Sunday, 15 September 2013

Narrative Theory

Narrative theory is how the story line of a media is represented to an audience.

Vladimir Propp suggested that each character in a film can be clarified and what they are meant to represent:

The Hero
The Villain
The Donor
The Dispatcher
The False Hero
The Helper
The Princess
The Father

Propp also stated these situations that may occur throughout a story line


1.        The villain — struggles against the hero.

2.        The donor — prepares the hero or gives the hero some magical object.

3.        The (magical) helper — helps the hero in the quest.

4.        The princess and her father — gives the task to the hero,identifies the false hero, marries the hero, often sought for during the narrative. Propp noted that functionally, the princess and the father can not be clearly distinguished.

5.        The dispatcher — character who makes the lack known and sends the hero off.

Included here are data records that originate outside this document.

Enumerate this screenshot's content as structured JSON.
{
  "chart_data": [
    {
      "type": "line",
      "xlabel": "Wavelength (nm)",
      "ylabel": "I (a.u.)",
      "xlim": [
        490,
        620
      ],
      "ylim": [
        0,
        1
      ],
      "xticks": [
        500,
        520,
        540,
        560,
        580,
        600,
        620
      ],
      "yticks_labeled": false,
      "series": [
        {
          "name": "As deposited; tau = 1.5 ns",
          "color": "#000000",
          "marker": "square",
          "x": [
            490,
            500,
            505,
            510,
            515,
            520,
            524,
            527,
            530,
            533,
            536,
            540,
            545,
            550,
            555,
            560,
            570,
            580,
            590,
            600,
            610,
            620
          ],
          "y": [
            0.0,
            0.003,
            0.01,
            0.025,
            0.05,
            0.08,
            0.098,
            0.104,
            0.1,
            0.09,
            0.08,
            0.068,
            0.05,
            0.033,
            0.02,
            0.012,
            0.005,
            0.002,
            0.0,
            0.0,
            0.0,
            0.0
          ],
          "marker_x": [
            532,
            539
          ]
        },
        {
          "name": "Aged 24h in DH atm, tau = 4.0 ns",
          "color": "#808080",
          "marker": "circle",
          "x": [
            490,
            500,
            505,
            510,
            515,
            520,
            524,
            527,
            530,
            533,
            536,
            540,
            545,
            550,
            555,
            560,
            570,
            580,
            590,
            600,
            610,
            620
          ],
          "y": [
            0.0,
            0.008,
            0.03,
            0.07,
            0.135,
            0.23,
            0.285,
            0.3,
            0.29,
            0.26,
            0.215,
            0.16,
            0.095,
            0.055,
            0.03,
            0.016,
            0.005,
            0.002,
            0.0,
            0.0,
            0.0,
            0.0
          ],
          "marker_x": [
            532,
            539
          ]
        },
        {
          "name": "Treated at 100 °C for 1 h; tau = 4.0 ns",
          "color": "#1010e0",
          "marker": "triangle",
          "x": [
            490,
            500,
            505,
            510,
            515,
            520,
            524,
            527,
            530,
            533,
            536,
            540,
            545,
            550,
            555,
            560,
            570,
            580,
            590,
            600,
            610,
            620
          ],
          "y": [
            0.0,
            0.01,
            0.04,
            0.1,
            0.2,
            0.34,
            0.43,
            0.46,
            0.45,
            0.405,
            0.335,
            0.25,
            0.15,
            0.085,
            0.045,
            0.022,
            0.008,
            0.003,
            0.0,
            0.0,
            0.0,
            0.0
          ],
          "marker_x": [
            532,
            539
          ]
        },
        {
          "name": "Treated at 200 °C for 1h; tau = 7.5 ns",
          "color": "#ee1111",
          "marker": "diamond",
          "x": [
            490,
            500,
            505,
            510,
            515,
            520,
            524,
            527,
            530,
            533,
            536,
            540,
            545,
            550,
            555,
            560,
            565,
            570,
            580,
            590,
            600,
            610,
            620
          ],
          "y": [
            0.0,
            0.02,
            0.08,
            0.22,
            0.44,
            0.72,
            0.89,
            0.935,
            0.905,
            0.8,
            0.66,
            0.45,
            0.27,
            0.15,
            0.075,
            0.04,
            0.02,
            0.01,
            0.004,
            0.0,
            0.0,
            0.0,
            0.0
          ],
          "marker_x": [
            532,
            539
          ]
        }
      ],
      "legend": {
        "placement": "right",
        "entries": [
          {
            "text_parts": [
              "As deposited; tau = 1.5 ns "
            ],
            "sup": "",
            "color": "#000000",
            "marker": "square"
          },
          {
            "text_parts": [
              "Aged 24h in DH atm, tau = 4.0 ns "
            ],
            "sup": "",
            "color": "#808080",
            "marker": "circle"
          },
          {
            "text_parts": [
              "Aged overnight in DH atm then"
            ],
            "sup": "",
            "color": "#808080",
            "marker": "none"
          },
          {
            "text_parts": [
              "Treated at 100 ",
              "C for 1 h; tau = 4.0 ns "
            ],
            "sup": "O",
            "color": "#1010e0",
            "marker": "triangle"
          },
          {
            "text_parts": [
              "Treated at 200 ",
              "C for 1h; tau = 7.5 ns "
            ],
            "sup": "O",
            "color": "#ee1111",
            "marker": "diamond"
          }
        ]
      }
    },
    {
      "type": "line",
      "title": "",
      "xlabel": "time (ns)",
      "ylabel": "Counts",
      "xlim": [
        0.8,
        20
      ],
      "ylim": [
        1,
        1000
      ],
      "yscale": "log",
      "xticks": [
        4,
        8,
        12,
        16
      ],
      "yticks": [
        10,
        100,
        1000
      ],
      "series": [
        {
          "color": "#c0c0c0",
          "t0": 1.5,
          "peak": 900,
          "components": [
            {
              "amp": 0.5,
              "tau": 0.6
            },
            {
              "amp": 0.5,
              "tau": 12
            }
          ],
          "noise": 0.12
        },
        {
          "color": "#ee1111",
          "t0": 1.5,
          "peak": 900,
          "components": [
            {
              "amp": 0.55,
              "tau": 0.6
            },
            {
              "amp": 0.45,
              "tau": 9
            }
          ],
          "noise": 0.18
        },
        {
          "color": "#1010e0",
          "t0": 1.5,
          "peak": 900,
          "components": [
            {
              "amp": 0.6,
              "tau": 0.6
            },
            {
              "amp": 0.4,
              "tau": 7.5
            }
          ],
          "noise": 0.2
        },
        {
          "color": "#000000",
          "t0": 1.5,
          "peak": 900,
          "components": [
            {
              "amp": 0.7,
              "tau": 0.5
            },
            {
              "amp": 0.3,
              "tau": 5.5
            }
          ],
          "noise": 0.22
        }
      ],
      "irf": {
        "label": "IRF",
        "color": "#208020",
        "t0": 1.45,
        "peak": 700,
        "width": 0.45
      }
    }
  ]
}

6.        The hero or victim/seeker hero — reacts to the donor, weds the princess.

7.        [False hero] — takes credit for the hero’s actions or tries to marry the princess.




Tzvetan Todorov theorised that the world where the story is set starts off in equilibrium and the protagonists are generally happy or normality. The normality can be then changed by antagonists into a new disequilibrium where everything is turned on it's head, but can be changed again into  a new equilibrium where everything is good again.









Roland Barthes stated that narrative theory works with 5 codes:

Action
Enigma- teasing/puzzling the audience, wanting the audience to guess
Symbolic- connotation
Semic- Denotation
Cultural - Audience can recognize cultures and time settings 

And finally Claude Levi-Strauss examined how binary oppositions are shown, such as black and white and rich and poor and how they are represented.